Sixty reviews met the selection criteria, with 35 containing evidence from LMICs. The outcomes assessed and the reported effectiveness of interventions varied within and across delivery strategies. Overall, community, school, and financial strategies improved several child health outcomes. The greatest evidence was found for the use of community-based interventions to improve infectious disease outcomes, such as malaria control and prevention. School-based interventions improved child development and infectious disease-related outcomes. Financial strategies improved school enrollment, food security, and dietary diversity.
Relatively few LMIC studies examined facility, digital, and self-management strategies. Additionally, we found considerable heterogeneity within and across delivery strategies and review authors reported methodological limitations within the studies.
Despite limited research, available information suggests community-based strategies can be effective for the introduction of a range of interventions to support healthy growth and development in SAC. These also have the potential to reduce disparities and reach at-risk and marginalized populations.
在全球范围内,学龄儿童(SAC;5-9 岁)仍然是研究的薄弱环节,难以评估干预措施的有效性并推广基于证据的干预措施。

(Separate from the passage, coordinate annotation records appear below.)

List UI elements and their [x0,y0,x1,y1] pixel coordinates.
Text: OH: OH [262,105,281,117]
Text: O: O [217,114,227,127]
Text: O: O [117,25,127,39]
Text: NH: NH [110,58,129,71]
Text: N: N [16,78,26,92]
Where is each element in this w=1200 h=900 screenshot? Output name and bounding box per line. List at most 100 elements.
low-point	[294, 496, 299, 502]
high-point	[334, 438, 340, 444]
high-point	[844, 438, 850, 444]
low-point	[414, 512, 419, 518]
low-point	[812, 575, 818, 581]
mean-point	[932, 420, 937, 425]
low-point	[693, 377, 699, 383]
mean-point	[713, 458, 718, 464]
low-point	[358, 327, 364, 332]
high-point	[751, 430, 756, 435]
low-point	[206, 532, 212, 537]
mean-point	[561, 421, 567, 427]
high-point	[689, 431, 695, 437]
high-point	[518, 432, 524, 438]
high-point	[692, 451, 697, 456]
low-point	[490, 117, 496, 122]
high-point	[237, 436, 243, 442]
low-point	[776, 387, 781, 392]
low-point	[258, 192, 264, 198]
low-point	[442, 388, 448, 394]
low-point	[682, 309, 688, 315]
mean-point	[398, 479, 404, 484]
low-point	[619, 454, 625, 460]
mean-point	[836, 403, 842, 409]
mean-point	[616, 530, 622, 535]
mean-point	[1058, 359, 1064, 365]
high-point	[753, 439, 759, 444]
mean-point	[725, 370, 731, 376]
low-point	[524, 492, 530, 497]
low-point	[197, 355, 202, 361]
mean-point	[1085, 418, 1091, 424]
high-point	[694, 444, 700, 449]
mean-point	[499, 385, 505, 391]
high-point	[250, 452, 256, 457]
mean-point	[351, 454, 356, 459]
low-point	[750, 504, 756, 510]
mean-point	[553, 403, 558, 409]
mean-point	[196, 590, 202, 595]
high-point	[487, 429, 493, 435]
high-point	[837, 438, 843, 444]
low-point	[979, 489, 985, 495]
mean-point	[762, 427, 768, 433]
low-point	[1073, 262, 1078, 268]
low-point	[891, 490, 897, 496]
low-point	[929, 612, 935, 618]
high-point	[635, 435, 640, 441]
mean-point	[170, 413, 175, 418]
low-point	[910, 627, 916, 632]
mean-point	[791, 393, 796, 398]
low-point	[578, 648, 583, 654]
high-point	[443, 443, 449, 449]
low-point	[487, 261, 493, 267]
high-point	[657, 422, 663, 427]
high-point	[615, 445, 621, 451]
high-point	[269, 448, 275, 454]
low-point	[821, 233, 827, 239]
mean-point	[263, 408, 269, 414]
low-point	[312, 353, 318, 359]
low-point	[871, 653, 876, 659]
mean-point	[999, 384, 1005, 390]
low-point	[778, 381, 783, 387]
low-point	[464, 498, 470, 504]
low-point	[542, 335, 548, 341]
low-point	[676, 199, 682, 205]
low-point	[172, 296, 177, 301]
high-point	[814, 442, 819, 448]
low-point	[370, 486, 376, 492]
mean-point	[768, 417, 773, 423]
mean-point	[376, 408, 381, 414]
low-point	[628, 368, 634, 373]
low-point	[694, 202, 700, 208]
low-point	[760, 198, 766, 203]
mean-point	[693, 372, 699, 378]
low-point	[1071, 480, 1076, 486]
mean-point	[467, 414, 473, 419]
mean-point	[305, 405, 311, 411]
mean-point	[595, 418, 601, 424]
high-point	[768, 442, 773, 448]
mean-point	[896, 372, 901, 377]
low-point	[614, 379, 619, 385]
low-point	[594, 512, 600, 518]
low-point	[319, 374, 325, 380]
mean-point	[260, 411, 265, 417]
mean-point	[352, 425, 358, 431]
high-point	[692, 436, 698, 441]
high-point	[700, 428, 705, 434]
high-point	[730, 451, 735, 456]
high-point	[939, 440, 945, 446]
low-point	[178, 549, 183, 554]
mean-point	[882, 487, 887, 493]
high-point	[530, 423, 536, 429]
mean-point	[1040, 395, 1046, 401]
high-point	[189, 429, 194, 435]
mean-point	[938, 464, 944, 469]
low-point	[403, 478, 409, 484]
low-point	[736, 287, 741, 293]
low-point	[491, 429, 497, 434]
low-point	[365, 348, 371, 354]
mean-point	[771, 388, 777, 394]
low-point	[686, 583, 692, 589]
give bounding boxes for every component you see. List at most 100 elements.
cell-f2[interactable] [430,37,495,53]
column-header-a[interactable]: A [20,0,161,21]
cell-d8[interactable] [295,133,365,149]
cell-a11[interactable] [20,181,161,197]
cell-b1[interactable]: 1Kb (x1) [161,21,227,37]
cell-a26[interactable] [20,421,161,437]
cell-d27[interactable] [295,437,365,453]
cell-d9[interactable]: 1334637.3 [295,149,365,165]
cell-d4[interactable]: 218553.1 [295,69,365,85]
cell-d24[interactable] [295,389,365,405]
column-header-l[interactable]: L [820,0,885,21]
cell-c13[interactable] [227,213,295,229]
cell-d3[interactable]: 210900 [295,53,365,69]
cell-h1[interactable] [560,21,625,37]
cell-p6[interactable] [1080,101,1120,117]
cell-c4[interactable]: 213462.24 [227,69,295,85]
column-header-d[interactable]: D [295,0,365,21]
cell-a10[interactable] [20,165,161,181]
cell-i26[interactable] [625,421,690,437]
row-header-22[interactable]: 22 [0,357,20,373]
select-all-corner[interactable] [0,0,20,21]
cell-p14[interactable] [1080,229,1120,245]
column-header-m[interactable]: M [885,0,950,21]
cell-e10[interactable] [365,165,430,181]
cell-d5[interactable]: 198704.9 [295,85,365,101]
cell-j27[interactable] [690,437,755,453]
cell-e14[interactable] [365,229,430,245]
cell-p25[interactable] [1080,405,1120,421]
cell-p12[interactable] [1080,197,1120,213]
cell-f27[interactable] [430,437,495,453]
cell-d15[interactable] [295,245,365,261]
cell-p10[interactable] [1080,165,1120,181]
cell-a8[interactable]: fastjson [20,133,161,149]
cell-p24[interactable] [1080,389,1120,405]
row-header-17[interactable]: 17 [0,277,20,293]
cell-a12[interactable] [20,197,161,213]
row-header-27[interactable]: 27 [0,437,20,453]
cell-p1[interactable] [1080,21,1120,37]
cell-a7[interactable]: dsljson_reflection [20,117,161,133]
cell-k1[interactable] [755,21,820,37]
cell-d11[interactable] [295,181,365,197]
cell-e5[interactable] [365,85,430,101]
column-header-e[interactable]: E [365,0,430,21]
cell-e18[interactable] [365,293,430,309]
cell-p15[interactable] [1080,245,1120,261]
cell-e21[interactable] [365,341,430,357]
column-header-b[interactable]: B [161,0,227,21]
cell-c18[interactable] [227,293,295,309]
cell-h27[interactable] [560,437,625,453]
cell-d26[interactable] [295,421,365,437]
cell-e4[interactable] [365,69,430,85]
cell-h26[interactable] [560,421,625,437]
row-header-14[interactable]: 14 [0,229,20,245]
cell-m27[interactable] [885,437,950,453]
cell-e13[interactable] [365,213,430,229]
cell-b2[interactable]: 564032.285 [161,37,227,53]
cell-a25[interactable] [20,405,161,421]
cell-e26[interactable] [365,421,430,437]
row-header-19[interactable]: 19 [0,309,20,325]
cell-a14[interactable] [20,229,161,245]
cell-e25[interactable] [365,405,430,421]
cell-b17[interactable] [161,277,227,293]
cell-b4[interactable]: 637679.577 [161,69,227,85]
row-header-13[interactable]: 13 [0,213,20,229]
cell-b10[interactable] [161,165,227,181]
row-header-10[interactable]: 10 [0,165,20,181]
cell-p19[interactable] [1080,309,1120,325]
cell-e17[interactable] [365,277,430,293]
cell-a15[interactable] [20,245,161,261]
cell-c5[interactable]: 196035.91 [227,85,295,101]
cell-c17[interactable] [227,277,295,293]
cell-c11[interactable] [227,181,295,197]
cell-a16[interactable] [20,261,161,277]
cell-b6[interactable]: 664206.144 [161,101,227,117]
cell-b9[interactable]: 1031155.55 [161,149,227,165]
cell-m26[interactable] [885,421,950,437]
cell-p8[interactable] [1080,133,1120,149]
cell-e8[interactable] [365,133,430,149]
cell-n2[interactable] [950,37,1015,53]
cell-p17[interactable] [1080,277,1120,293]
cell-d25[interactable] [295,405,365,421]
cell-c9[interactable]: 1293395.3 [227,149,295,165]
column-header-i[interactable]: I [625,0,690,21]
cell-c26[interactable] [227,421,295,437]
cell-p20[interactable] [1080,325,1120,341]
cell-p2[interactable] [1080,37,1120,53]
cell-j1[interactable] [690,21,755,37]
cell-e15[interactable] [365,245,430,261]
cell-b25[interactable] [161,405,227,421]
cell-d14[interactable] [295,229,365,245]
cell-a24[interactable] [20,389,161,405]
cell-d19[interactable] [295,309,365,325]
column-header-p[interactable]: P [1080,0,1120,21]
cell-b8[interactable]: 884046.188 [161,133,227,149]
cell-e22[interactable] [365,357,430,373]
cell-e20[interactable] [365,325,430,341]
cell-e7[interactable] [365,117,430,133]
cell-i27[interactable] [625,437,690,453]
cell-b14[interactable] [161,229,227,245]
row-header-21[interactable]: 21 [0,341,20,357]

本综述总结了现有证据,描述了向学龄儿童提供干预措施的关键策略的有效性。
我们于 2020 年 11 月在 Medline、PsycINFO、Campbell 协作数据库和 The Cochrane Library 进行了检索。
系统评价和荟萃分析,其:以 SAC 为目标,考察已确立的干预措施的有效实施,关注中低收入国家(LMICs),发表于 2010 年后,且关注具有普遍性而非特殊性的人群。
两名审查员进行了标题和摘要筛选、全文筛选、数据提取和质量评估。
有 60 篇综述符合入选标准,其中 35 篇来自 LMICs。评估的结果和干预措施的报告效果在不同的实施策略内和之间存在差异。总体而言,社区、学校和财务策略改善了多项儿童健康结果。使用基于社区的干预措施来改善传染病结果(如疟疾控制和预防)的证据最多。学校为基础的干预措施改善了儿童发展和传染病相关结果。财务策略提高了入学率、粮食安全和饮食多样性。
相对较少的 LMIC 研究考察了机构、数字和自我管理策略。此外,我们在实施策略内和之间发现了相当大的异质性,且综述作者报告了研究中的方法学局限性。
尽管研究有限,但现有信息表明,基于社区的策略可以有效地引入一系列干预措施,以支持 SAC 的健康成长和发展。这些策略还有可能减少差距,覆盖高危和边缘人群。